I can say this very quickly. You have to be careful because those who don't know Christ you need to explain this in a certain way. When Melissa first found out she had cancer, you will see in the movie where she says, "If I die from this or if my life can just change one person's life, it's all worth it. And if one person will come to know Jesus than it’s all worth it." For me, she knew Christ. She knew that she was going to go to Heaven no matter what. And so, she was saying, "Listen, if my life or my death can bring one person to that knowledge of Christ than it is worth it." That was her heart.

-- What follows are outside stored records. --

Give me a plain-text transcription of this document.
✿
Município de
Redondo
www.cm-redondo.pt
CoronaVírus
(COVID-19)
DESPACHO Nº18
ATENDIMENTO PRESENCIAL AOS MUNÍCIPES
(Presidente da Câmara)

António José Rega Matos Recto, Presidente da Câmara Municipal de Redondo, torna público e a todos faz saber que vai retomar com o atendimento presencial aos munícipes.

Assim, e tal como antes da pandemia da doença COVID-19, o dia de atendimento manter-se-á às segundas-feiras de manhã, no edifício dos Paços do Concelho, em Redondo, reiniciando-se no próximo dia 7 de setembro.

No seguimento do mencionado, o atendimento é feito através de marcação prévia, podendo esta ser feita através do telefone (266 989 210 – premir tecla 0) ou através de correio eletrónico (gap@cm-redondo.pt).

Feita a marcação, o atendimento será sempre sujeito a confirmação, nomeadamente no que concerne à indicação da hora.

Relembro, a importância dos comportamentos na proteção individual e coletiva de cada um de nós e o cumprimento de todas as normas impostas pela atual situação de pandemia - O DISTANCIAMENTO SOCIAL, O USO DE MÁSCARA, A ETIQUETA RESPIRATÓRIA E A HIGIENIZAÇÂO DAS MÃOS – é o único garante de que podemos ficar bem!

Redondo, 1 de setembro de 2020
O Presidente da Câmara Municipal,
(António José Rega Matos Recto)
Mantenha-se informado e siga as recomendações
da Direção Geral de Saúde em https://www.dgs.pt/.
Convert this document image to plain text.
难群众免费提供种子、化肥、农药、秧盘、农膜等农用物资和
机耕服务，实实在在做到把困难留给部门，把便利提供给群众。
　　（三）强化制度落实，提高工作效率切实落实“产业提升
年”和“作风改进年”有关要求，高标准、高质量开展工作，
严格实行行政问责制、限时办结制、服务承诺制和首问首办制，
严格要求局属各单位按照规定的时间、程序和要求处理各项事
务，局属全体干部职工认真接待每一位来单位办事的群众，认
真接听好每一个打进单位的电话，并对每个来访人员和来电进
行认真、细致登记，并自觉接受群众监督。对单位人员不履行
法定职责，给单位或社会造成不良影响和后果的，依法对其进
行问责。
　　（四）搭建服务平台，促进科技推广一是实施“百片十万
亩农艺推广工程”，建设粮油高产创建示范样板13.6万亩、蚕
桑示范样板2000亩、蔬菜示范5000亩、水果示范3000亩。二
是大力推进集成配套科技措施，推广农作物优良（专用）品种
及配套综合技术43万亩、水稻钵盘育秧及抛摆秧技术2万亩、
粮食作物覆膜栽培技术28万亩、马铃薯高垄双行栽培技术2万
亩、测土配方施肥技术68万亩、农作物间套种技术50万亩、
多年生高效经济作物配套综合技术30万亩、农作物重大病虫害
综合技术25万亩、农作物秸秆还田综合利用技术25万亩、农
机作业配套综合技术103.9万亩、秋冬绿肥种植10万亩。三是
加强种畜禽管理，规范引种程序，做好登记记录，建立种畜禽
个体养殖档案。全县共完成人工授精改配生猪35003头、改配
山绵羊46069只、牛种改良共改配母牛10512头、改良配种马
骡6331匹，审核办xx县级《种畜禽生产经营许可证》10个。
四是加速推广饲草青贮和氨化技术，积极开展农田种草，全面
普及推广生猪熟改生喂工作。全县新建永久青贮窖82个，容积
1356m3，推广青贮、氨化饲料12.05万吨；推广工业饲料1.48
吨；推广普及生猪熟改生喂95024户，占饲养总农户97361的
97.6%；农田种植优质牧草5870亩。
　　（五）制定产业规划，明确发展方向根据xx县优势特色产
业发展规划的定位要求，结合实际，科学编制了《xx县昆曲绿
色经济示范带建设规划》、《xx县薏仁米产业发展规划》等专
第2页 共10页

As you're watching this whole thing and then you watch me go through this, and she's with Jesus, and then you watch me go through my angst, but then you can see my life now and what God has done. You will see that what she said has come true. Her sister said this during the filming. She said, “I want people to understand that she got the better end of the deal. She is with Jesus right now.” She didn't want to come back here, yet we miss her. It's hard for us that she's with the person that she loves so much that one day we're all going to be with. For us, we're stuck here and that's the pain we have to go through. But now that I look at what's happening with my family and with this movie, you’ve got to say, ‘Okay.’ On the flip side, look what God has done and how He's got the glory, how He's been so faithful and how it has ministered to many people.

After audiences have seen the movie what is your greatest hope for I Still Believe?

I'm weary of saying these things because it sounds so Christian-ese. But I really want people to walk out of theaters that don't know Jesus and say, ‘What is that? I want that.’ Or those who do know Christ and have been struggling with their faith would go, ‘I feel strengthened. I feel hopeful. I feel encouraged.’ That's our heart's desire and I think that it really will do that. To be honest, I feel like it captures those two things to reach out to the lost and to minister to those that need that touch from the Lord. And so that makes me so excited.

I Still Believe opens in theaters nationwide on March 13th.